As the investor appetite for SPACs continues its precipitous decline, one can’t help but wonder if Redbox and some others in the media space might be jumping on the bandwagon a little too late.
Kevin Tran, Media Analyst
The push to create alternatives to Big Tech-controlled digital platforms is still alive and well in the post-Trump era. Rumble, an online video platform that’s gained much traction among conservatives since the election, received an investment that could value it at around $500 million, the WSJ reported on Wednesday. The influx came from prominent conservative venture capitalists including Peter Thiel and “Hillbilly Elegy” author J.D. Vance.
The funding of Rumble may catch the eye of companies particularly invested in advertising on YouTube, given the former positions itself as a “real YouTube competitor.” After all, Rumble has managed to attract high-profile Republicans including Donald Trump Jr. and Florida Gov. Ron DeSantis amid refreshed conservative concerns that Big Tech favors liberal voices.
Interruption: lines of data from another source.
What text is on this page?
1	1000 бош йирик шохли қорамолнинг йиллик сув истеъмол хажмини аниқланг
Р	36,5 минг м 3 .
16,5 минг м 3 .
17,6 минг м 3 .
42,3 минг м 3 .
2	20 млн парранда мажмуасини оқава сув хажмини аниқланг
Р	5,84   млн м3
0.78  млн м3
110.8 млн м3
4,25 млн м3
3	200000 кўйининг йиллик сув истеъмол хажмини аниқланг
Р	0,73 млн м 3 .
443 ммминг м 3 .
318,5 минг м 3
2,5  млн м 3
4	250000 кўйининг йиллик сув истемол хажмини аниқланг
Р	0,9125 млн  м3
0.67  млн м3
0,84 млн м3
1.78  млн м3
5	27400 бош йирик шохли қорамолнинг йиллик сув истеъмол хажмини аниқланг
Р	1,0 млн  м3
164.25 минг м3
But Rumble has a long way to go before it starts seriously eating into YouTube’s viewing time. Rumble attracted on average nearly 32 million users per month during Q1 2021, while nearly 2 billion logged-in users visit YouTube every month. Not exactly the same metrics, but the gap would be wider if it included those who use YouTube monthly without an account.
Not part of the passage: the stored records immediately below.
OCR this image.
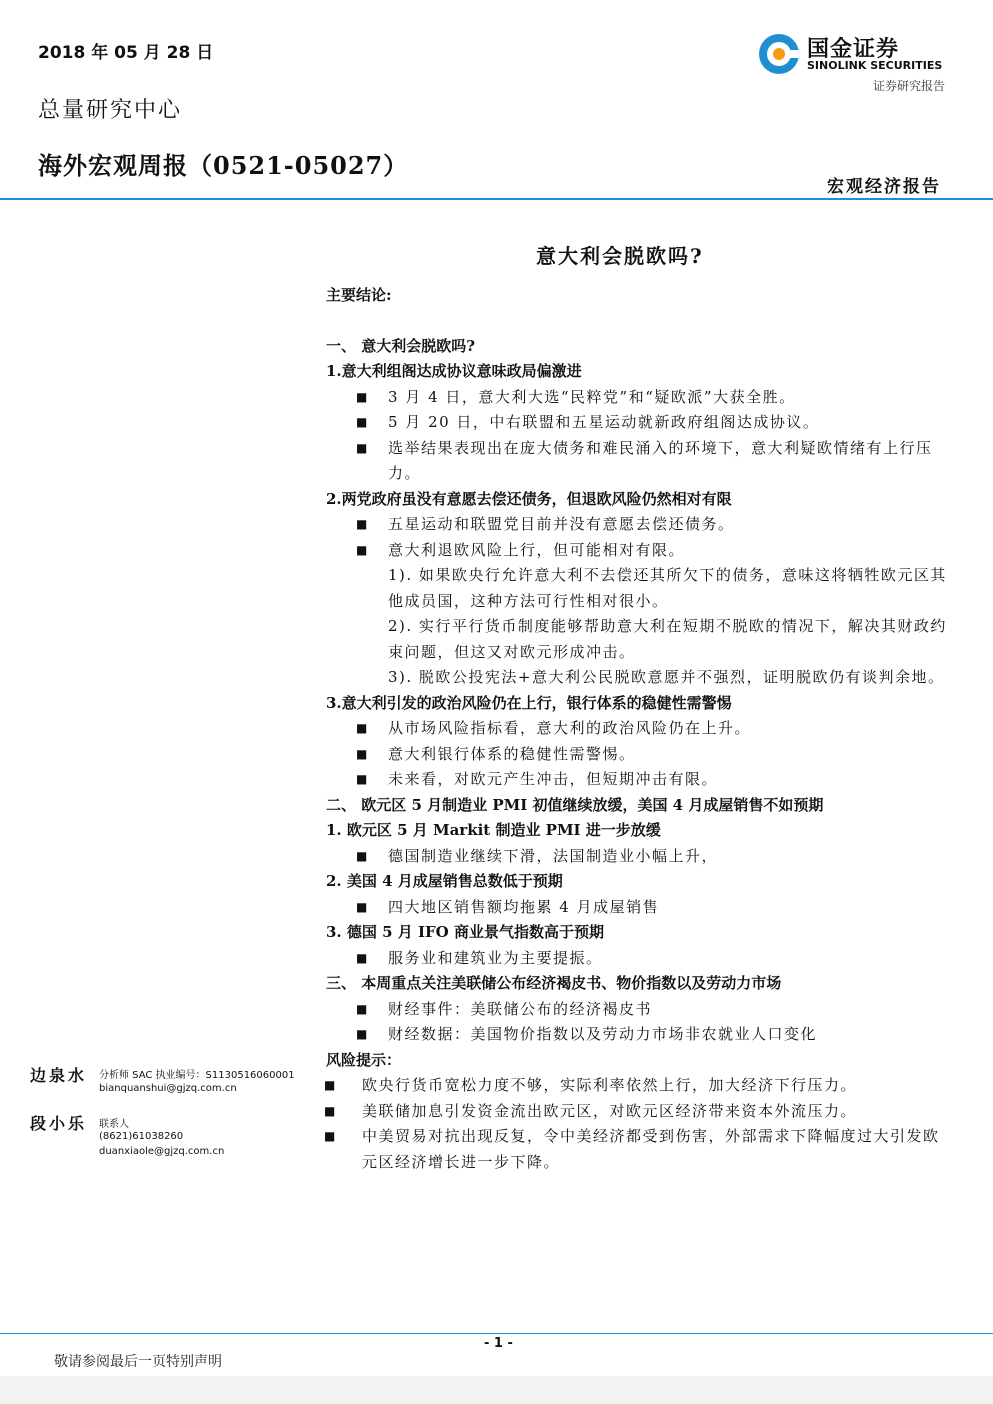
2018 年 05 月 28 日
总量研究中心
海外宏观周报（0521-05027）
国金证券
SINOLINK SECURITIES
证券研究报告
宏观经济报告
意大利会脱欧吗?

主要结论:

一、 意大利会脱欧吗?

1.意大利组阁达成协议意味政局偏激进

■ 3 月 4 日，意大利大选“民粹党”和“疑欧派”大获全胜。

■ 5 月 20 日，中右联盟和五星运动就新政府组阁达成协议。

■ 选举结果表现出在庞大债务和难民涌入的环境下，意大利疑欧情绪有上行压力。

2.两党政府虽没有意愿去偿还债务，但退欧风险仍然相对有限

■ 五星运动和联盟党目前并没有意愿去偿还债务。

■ 意大利退欧风险上行，但可能相对有限。

1). 如果欧央行允许意大利不去偿还其所欠下的债务，意味这将牺牲欧元区其他成员国，这种方法可行性相对很小。

2). 实行平行货币制度能够帮助意大利在短期不脱欧的情况下，解决其财政约束问题，但这又对欧元形成冲击。

3). 脱欧公投宪法+意大利公民脱欧意愿并不强烈，证明脱欧仍有谈判余地。

3.意大利引发的政治风险仍在上行，银行体系的稳健性需警惕

■ 从市场风险指标看，意大利的政治风险仍在上升。

■ 意大利银行体系的稳健性需警惕。

■ 未来看，对欧元产生冲击，但短期冲击有限。

二、 欧元区 5 月制造业 PMI 初值继续放缓，美国 4 月成屋销售不如预期

1. 欧元区 5 月 Markit 制造业 PMI 进一步放缓

■ 德国制造业继续下滑，法国制造业小幅上升，

2. 美国 4 月成屋销售总数低于预期

■ 四大地区销售额均拖累 4 月成屋销售

3. 德国 5 月 IFO 商业景气指数高于预期

■ 服务业和建筑业为主要提振。

三、 本周重点关注美联储公布经济褐皮书、物价指数以及劳动力市场

■ 财经事件：美联储公布的经济褐皮书

■ 财经数据：美国物价指数以及劳动力市场非农就业人口变化

风险提示：

■ 欧央行货币宽松力度不够，实际利率依然上行，加大经济下行压力。

■ 美联储加息引发资金流出欧元区，对欧元区经济带来资本外流压力。

■ 中美贸易对抗出现反复，令中美经济都受到伤害，外部需求下降幅度过大引发欧元区经济增长进一步下降。

边泉水 分析师 SAC 执业编号：S1130516060001
bianquanshui@gjzq.com.cn
段小乐 联系人
(8621)61038260
duanxiaole@gjzq.com.cn
- 1 -
敬请参阅最后一页特别声明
It’s also unlikely high-profile conservatives will flee YouTube en masse for Rumble given prominent right-wing voices like Ben Shapiro still put up big numbers on the platform. For now, just keep an eye out for which social platform former President Trump picks as his online home next, as he can act as a magnet for alternative tech platforms seeking to poach big-name conservative users.
Andrew Wallenstein, Chief Media Analyst
The new fourth edition of Snap’s kooky Spectacles device might not seem worth much attention. It’s not even going to be put on sale publicly, just distributed to those active in creative augmented reality content.
Snap is one of the early movers into a category that barely exists today yet could be the biggest one of them all years from now: so-called “smartglasses.” Lenses that can be used as screens and cameras with AR graphic overlays could very well follow in mobile’s footsteps as consumers’ primary device.
And while what Snap is doing in the space isn’t revelatory enough to take smartglasses to critical mass one day, it’s a category you can’t afford not to keep an eye on when you consider the other larger players plotting their own product entries in the coming years: Apple, Amazon and Facebook, to name a few.
While the legacy of Google Glass left a bitter taste in the marketplace, some tech company will eventually crack the code on the kind of product that will usher in a whole new tier of the hardware business. Spectacles may not look like much now, but what might seem like tinkering today could lead to the breakthroughs of tomorrow.